Why We All Need to 'Think Zebras' When Encountering Rare Disorders


“Hear hoofbeats? Think zebras.”

I don’t know where that phrase originated in the rare disease community, but I love it. If we are going to take this even further, I am probably a zebra with extremely funky and unique stripes as I’ve managed to get myself a collection of unrelated rare diseases.

Thinking zebras is important for the Moebius syndrome community. Individuals with Moebius syndrome and their families have to be innovative, think outside of the box to problem solve difficulties and develop the mentality that being a metaphorical zebra is OK.

Thinking zebras is important for me, and for others living with rare diseases. Life with rare diseases oftentimes necessitates ingenuity, creativity and adaptability. To be able to think outside the box when one hears the metaphorical hoofbeats is crucial for quality of life.

Thinking zebras is important for the community when encountering rare disorders. There are more than 7,000 rare disorders, with advanced genomics discovering even more disorders every day. I personally don’t fault anyone for not knowing about all of them, but hope for kindness, empathy and support for those of us with rare diseases.

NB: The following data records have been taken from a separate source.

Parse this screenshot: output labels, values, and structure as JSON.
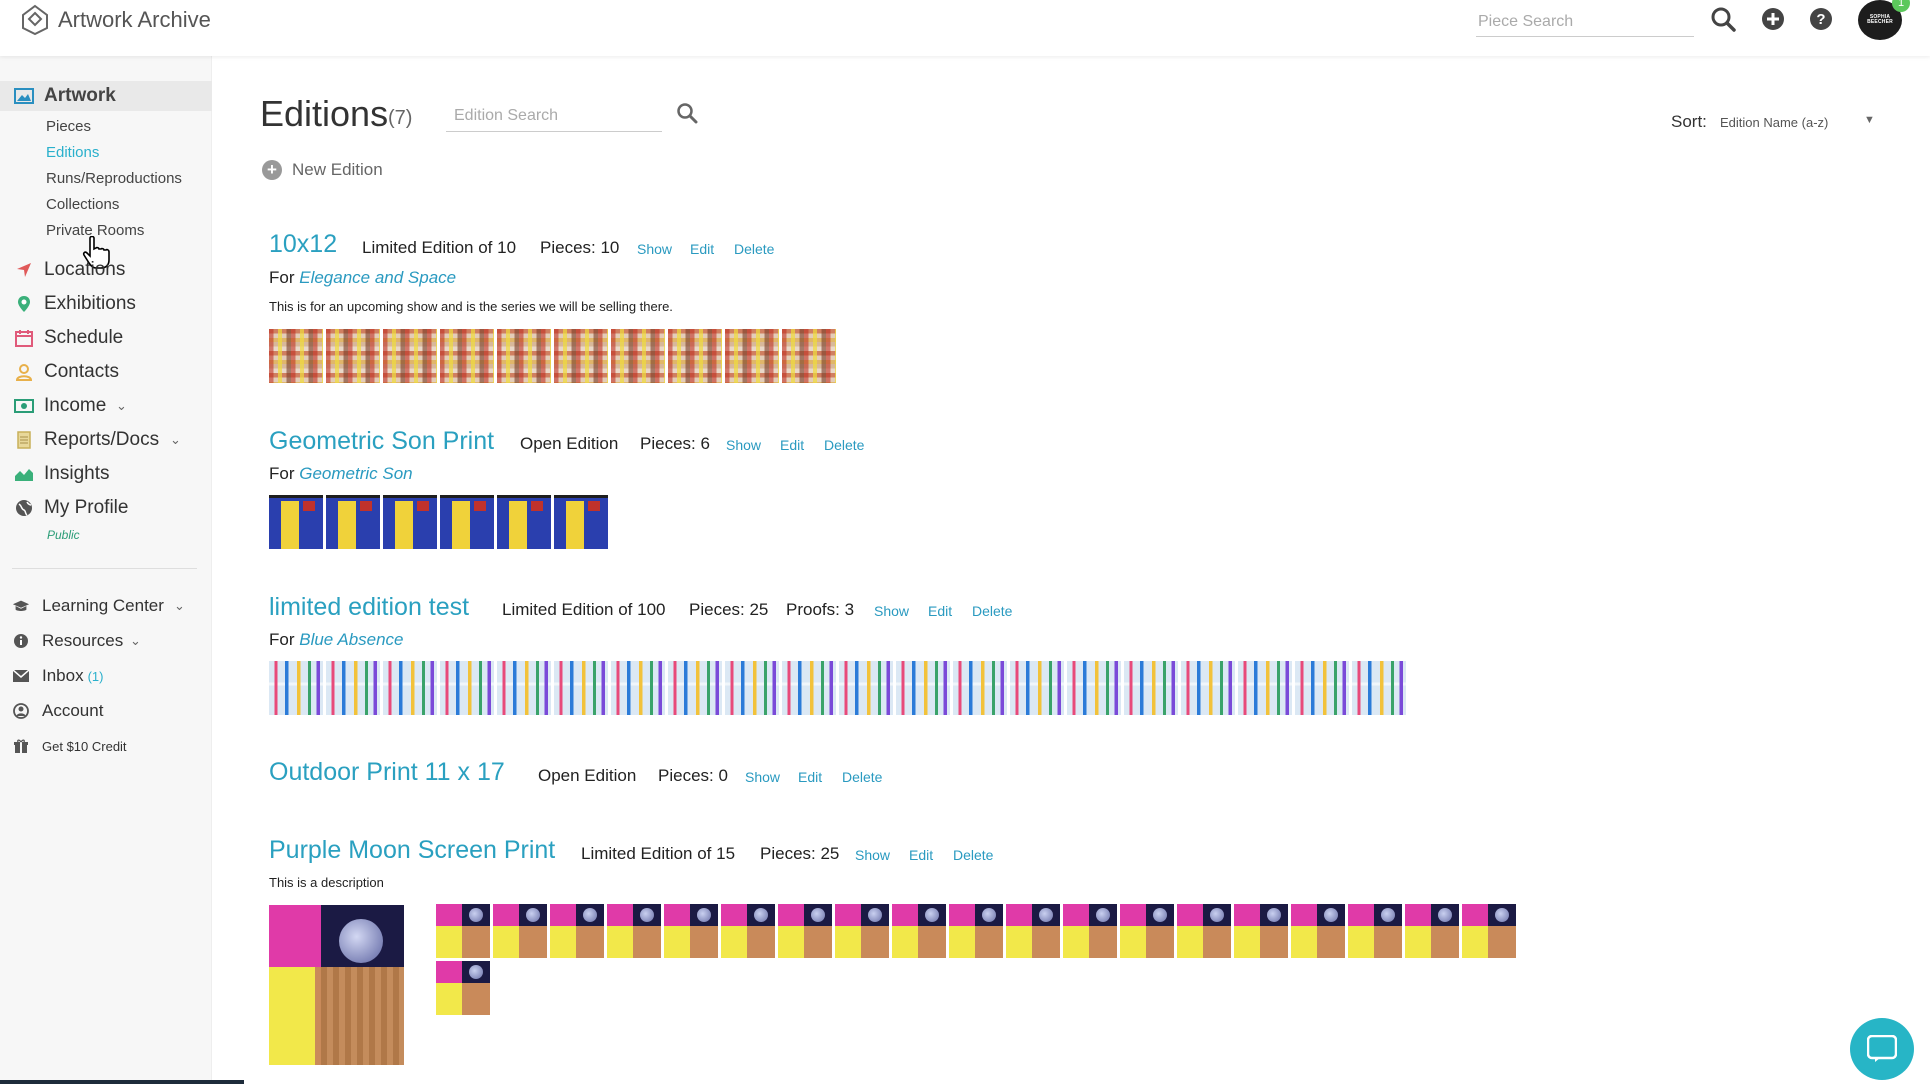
{
  "app": {
    "title": "Artwork Archive"
  },
  "header": {
    "search_placeholder": "Piece Search",
    "avatar_text": "SOPHIA BEECHER",
    "notification_count": "1"
  },
  "sidebar": {
    "artwork": "Artwork",
    "sub": [
      "Pieces",
      "Editions",
      "Runs/Reproductions",
      "Collections",
      "Private Rooms"
    ],
    "main": [
      "Locations",
      "Exhibitions",
      "Schedule",
      "Contacts",
      "Income",
      "Reports/Docs",
      "Insights",
      "My Profile"
    ],
    "profile_status": "Public",
    "secondary": {
      "learning": "Learning Center",
      "resources": "Resources",
      "inbox": "Inbox",
      "inbox_count": "(1)",
      "account": "Account",
      "credit": "Get $10 Credit"
    }
  },
  "page": {
    "title": "Editions",
    "count": "(7)",
    "search_placeholder": "Edition Search",
    "sort_label": "Sort:",
    "sort_value": "Edition Name (a-z)",
    "new_edition": "New Edition"
  },
  "actions": {
    "show": "Show",
    "edit": "Edit",
    "delete": "Delete"
  },
  "editions": [
    {
      "title": "10x12",
      "type": "Limited Edition of 10",
      "pieces": "Pieces: 10",
      "for_label": "For",
      "for_piece": "Elegance and Space",
      "description": "This is for an upcoming show and is the series we will be selling there.",
      "thumb_count": 10
    },
    {
      "title": "Geometric Son Print",
      "type": "Open Edition",
      "pieces": "Pieces: 6",
      "for_label": "For",
      "for_piece": "Geometric Son",
      "thumb_count": 6
    },
    {
      "title": "limited edition test",
      "type": "Limited Edition of 100",
      "pieces": "Pieces: 25",
      "proofs": "Proofs: 3",
      "for_label": "For",
      "for_piece": "Blue Absence",
      "thumb_count": 20
    },
    {
      "title": "Outdoor Print 11 x 17",
      "type": "Open Edition",
      "pieces": "Pieces: 0"
    },
    {
      "title": "Purple Moon Screen Print",
      "type": "Limited Edition of 15",
      "pieces": "Pieces: 25",
      "description": "This is a description",
      "thumb_count": 20
    }
  ]
}
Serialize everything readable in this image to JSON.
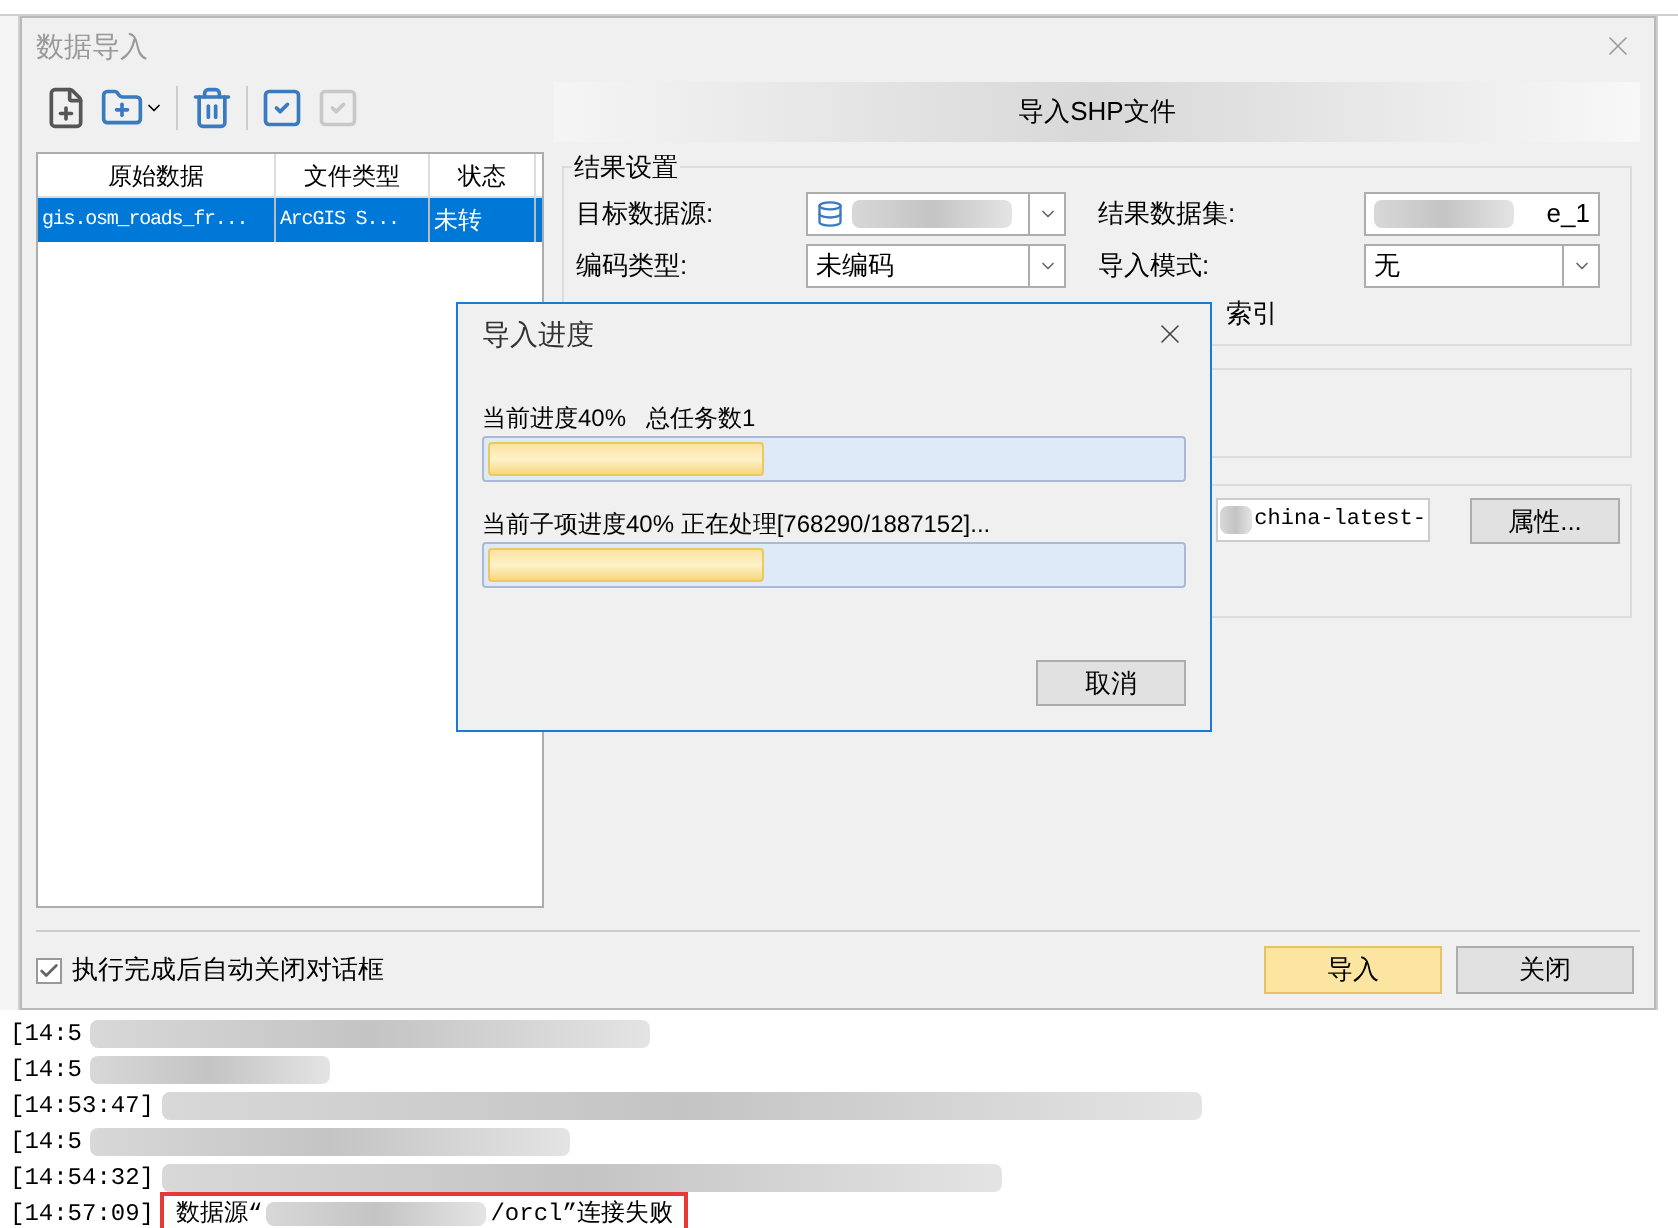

Thinking zebras is important for the health care community, especially for rare diseases where there is no known genetic cause. We still rely on clinical diagnoses, which may not come, may be incorrect, or may simply just take entirely too long to arrive at.

Thinking zebras is important for allies of the rare disease community, who wonder how they can help us raise awareness and mobilize.

Thinking zebras is important for researchers in rare diseases. The theme of Rare Disease Day this year is “With Research Possibilities Are Limitless,” but research into rare diseases is often frustrating and sometimes fruitless (see: Moebius syndrome research, where they have not found anything genetic yet!)